Meta prepara app de previsões para competir com Polymarket, diz NYT
A Meta montou uma equipe para criar um aplicativo de previsões inspirado em mercados como Polymarket e Kalshi, informou o The New York Times.
O que aconteceu
Projeto é tratado internamente como "Arena" e deve funcionar como um app separado de Facebook, Instagram, WhatsApp e Messenger. De acordo com o The New York Times, a ideia é que a plataforma opere de forma independente das redes sociais da empresa.
O app seria semelhante a Polymarket e Kalshi, principais plataformas globais de mercados de previsão. Nessas plataformas, é possível comprar e vender contratos, apostando se um evento vai ou não acontecer, de eleições a jogos esportivos.
Aplicativo deve usar um sistema de pontos, no estilo de videogame, em vez de apostas com dinheiro. Segundo o jornal, a Meta ainda não descartou permitir o uso de dinheiro real no futuro, mas o plano atual não prevê que usuários apostem valores.
Meta quer acelerar o crescimento do Arena usando sua base de usuários para direcionar público ao novo produto. O NYT relata que a iniciativa é vista como experimental, mas aparece como prioridade dentro da estratégia de Mark Zuckerberg, CEO da Meta, de testar novos formatos de aplicativos.
Empresa não comentou o projeto. A Meta recusou pedidos de posicionamento do jornal The New York Times e também não respondeu a uma solicitação da Reuters.
Por que mercados de previsão viraram alvo das big techs
Mercados de previsão ganharam tração durante a eleição presidencial dos EUA de 2024 e passaram a atrair mais atenção de investidores. Esses ambientes evoluíram para um tipo de ativo em que usuários fazem previsões sobre temas diversos, de política monetária a torneios esportivos.
Corretoras e plataformas de negociação também entraram nesse segmento com contratos de eventos. Robinhood e Interactive Brokers passaram a oferecer produtos desse tipo, ampliando o alcance do formato para além de sites especializados.
Estimativas do mercado apontam para aumento de volume nos próximos anos, mas o setor enfrenta escrutínio regulatório. Uma projeção do instituto de pesquisa Bernstein indica que o segmento pode chegar a US$ 1 trilhão em volume anual até o fim da década e menciona questionamentos .

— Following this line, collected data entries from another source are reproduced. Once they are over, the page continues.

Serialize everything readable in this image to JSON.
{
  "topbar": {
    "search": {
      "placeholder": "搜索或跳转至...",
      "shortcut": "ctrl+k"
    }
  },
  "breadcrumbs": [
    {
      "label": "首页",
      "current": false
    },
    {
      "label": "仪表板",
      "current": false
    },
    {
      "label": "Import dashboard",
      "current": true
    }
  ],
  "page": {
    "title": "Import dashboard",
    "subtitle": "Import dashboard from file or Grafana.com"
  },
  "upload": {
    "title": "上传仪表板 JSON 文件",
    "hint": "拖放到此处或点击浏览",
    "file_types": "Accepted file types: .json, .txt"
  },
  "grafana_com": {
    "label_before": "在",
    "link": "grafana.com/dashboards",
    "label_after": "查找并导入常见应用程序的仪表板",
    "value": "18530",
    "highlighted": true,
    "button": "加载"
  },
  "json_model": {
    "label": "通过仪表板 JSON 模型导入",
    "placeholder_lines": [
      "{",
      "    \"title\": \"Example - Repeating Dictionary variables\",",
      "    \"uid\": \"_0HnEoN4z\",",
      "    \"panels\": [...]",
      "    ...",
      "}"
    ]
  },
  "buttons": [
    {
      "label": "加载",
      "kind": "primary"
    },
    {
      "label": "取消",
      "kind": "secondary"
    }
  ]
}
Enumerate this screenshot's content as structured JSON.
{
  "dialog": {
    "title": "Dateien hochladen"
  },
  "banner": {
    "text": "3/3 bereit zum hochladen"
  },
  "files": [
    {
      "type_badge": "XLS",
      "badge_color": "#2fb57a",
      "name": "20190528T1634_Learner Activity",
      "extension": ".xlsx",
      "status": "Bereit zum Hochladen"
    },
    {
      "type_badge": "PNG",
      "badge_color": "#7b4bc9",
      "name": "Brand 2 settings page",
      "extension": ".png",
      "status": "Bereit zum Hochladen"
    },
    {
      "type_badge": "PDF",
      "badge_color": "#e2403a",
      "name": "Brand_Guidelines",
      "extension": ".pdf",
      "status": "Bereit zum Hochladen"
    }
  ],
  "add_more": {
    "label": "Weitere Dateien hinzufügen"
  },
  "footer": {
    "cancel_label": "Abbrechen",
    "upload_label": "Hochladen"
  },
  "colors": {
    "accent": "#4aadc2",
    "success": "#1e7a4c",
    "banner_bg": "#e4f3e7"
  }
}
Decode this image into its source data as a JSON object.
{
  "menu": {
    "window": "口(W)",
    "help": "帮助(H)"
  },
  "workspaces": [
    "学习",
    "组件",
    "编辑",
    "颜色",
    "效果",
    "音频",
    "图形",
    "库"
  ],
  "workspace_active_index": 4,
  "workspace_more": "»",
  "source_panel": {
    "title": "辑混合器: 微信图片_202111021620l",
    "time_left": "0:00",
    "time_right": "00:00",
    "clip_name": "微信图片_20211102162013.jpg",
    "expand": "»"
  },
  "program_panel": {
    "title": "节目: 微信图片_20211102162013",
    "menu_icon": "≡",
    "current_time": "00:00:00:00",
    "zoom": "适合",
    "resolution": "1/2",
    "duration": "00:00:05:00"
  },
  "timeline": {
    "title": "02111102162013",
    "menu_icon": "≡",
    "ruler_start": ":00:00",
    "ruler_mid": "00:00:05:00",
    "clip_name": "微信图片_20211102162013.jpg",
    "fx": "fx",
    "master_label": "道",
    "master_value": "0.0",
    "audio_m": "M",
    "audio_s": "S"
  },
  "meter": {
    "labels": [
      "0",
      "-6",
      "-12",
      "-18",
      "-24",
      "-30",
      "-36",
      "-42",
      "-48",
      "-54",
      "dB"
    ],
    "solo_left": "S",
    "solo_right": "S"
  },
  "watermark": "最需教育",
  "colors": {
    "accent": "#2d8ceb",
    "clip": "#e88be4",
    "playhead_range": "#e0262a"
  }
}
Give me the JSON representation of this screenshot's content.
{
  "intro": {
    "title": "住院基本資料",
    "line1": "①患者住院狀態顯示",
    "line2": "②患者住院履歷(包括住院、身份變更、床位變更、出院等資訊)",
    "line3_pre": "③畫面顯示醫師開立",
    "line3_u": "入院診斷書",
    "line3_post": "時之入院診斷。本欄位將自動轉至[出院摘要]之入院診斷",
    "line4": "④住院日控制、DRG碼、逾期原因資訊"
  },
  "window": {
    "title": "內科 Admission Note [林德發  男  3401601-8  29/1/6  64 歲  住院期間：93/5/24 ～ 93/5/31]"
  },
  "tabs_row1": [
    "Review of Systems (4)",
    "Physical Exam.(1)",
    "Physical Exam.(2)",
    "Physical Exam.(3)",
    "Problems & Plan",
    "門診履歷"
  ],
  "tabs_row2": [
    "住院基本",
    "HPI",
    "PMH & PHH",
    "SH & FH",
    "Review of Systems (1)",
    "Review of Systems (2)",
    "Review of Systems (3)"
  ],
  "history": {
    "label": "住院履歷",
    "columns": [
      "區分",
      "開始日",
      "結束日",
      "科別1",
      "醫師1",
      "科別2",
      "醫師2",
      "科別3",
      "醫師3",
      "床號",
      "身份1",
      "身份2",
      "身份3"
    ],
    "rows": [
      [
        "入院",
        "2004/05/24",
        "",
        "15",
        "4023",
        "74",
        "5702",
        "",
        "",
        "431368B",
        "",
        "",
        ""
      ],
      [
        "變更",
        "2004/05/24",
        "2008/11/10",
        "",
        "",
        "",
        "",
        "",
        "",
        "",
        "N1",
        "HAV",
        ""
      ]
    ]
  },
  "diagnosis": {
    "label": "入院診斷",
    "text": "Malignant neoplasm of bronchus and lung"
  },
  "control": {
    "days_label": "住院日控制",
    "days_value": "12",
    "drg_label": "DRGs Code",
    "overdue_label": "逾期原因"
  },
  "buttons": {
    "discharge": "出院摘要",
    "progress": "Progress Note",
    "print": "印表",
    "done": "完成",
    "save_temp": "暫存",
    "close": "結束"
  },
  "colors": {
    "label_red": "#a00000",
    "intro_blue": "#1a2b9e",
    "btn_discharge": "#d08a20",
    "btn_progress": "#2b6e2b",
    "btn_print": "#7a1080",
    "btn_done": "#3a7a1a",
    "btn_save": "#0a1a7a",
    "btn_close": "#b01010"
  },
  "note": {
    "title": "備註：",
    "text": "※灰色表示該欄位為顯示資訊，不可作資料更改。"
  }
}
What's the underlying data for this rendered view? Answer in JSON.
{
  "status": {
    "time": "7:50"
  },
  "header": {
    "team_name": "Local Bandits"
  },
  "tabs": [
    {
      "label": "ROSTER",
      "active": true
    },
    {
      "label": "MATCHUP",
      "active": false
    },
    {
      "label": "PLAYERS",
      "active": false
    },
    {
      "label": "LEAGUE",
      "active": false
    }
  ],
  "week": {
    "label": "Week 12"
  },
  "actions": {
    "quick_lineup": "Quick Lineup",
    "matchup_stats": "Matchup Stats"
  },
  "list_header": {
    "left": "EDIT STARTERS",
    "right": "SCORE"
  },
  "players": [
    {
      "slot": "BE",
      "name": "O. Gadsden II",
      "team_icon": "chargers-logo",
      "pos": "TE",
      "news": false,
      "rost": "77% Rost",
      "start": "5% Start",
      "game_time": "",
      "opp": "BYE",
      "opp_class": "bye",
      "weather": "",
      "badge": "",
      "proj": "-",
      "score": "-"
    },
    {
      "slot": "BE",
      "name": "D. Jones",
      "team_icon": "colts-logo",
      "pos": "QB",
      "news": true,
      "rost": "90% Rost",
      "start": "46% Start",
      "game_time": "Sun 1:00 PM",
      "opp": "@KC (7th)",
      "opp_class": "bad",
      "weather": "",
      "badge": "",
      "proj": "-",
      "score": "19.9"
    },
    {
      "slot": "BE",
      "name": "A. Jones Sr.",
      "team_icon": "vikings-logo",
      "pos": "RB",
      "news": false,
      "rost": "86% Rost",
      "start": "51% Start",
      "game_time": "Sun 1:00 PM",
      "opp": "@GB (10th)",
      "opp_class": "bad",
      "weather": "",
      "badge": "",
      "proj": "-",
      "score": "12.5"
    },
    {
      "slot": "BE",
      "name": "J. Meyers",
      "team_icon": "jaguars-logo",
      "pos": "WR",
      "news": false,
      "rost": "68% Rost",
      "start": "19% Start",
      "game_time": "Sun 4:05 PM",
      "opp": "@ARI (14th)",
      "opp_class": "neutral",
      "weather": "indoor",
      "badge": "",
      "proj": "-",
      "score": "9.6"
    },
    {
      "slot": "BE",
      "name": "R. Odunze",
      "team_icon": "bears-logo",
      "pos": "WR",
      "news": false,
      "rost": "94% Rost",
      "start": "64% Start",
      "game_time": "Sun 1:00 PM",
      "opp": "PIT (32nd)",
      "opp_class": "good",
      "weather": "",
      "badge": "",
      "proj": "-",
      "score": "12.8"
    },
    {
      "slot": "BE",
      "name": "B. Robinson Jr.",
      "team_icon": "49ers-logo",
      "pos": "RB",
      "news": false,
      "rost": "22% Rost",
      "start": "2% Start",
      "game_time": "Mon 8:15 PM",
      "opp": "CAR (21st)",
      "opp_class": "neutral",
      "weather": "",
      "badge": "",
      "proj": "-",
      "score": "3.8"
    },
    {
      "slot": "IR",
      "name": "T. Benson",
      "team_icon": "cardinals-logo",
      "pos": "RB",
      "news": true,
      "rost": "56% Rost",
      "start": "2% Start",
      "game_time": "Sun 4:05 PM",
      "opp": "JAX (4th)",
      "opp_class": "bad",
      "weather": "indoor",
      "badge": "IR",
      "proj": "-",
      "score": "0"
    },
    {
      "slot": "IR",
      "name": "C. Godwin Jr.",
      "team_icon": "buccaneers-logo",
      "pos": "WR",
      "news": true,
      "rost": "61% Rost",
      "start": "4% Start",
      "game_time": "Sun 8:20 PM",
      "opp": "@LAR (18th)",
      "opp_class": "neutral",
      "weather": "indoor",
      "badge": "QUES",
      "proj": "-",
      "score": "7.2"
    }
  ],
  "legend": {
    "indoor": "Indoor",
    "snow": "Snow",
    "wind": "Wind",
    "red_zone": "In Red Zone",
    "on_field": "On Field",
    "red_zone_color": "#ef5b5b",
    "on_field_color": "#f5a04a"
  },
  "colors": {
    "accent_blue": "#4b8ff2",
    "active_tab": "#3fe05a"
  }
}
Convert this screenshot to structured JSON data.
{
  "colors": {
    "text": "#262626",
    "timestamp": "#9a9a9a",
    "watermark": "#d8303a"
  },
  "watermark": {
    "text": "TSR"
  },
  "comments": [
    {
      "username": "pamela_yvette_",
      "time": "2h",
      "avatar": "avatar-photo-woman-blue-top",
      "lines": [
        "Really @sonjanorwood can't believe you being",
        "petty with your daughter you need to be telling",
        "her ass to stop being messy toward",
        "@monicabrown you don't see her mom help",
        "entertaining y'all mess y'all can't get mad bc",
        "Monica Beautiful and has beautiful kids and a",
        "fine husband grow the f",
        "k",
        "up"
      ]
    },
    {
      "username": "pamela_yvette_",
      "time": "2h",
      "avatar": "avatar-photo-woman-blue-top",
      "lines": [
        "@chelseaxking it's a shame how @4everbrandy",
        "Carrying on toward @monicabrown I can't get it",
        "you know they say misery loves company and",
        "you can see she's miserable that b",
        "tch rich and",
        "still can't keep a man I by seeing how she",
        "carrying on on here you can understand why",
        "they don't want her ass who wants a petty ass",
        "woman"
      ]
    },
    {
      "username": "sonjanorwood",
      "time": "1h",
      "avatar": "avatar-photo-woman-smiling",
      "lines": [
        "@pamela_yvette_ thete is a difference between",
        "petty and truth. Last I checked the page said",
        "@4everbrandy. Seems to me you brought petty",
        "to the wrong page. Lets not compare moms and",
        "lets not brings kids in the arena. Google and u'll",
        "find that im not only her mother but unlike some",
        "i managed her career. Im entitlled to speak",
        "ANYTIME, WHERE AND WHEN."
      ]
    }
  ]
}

Reação de empresas ligadas a apostas e trading
A notícia pressionou ações de empresas de apostas esportivas nos EUA. A DraftKings caiu mais de 2% após a divulgação e a Flutter Entertainment, dona da FanDuel, também recuou perto de 2%, embora tenha terminado o dia em alta.
Investidores acompanham o impacto potencial de mercados de previsão sobre o negócio de apostas esportivas. Segundo a CNBC, DraftKings e Flutter vêm enfrentando preocupações sobre como plataformas de contratos de eventos ligados a esportes podem disputar espaço com as casas tradicionais.
Ações de empresas que oferecem contratos de eventos também oscilaram após o relato do NYT. A Robinhood, que disponibiliza contratos de diferentes plataformas de previsão, também caiu depois da publicação inicial do jornal.